Complete Syntax Reference
For detailed syntax documentation, see reference/syntax-guide.md.
For best practices and patterns, see reference/best-practices.md.
For troubleshooting help, see reference/troubleshooting.md.
Tips for Effective Commands
- Start with the simplest version that works
- Add complexity only when needed (YAGNI principle)

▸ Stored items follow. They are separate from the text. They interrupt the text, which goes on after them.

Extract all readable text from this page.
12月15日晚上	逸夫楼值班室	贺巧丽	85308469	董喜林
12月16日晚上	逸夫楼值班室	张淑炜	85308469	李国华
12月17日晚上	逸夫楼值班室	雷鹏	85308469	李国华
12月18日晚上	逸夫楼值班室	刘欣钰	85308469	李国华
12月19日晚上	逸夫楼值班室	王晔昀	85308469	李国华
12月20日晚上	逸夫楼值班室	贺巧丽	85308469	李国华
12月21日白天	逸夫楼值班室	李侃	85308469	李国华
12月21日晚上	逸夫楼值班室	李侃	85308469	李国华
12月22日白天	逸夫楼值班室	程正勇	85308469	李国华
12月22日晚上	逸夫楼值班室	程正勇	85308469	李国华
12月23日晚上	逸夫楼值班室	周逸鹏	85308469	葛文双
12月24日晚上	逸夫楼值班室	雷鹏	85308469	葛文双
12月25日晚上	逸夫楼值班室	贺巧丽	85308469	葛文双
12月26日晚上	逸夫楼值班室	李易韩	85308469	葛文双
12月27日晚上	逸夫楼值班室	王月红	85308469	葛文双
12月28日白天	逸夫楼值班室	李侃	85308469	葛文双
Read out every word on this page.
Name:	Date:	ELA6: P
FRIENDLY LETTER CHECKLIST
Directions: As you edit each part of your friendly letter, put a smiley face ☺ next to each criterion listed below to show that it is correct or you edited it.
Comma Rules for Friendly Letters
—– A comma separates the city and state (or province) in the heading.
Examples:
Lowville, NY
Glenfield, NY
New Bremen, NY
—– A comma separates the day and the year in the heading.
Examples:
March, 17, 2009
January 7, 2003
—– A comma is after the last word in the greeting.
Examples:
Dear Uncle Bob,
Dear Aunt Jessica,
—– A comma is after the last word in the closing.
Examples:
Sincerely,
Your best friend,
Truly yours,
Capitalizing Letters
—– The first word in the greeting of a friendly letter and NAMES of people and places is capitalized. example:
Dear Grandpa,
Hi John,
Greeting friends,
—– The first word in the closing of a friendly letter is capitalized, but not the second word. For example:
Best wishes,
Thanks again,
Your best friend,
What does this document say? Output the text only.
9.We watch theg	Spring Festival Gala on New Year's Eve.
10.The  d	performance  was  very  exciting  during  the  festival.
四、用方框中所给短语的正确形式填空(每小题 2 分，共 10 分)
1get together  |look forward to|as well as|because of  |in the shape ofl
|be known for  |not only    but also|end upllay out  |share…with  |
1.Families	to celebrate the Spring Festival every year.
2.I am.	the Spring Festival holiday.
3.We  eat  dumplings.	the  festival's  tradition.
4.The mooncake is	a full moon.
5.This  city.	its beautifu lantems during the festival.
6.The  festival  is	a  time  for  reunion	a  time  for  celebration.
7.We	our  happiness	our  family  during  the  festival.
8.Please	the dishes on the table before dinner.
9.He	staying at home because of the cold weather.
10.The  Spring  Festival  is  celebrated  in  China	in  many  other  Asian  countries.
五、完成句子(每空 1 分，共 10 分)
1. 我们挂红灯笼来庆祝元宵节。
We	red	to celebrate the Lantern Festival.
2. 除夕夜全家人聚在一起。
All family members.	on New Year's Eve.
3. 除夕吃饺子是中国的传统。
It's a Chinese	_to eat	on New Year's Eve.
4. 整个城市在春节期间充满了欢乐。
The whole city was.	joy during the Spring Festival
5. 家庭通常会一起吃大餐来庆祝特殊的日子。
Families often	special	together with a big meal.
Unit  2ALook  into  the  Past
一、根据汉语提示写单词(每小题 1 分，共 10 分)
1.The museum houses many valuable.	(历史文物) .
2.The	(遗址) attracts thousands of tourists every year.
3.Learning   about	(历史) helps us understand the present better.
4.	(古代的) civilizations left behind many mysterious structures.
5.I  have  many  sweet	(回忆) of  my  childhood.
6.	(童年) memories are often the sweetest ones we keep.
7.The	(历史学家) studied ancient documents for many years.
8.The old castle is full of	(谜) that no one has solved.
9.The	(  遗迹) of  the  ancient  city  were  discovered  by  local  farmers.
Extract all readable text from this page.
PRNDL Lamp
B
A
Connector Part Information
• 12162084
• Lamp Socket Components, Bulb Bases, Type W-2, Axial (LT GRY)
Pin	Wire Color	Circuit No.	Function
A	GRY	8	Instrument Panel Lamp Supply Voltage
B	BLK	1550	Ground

- Test with real scenarios before sharing
- Include clear descriptions in frontmatter
- Use tool restrictions for safety
- Reference project conventions with file refs
- Gather context with bash execution
- Structure prompts with clear sections
- Provide examples in argument-hint
- Iterate based on usage - improve over time
Next Steps
After creating a command:
- Test thoroughly with various inputs
- Share with team (if project command)
- Document in CLAUDE.md if it's a pattern others should know
- Create related commands for connected workflows
- Refine based on feedback - commands improve with use
Remember: Slash commands are user-invoked prompt templates. Start simple, test frequently, and add features incrementally. The best commands are clear, focused, and solve real workflow problems.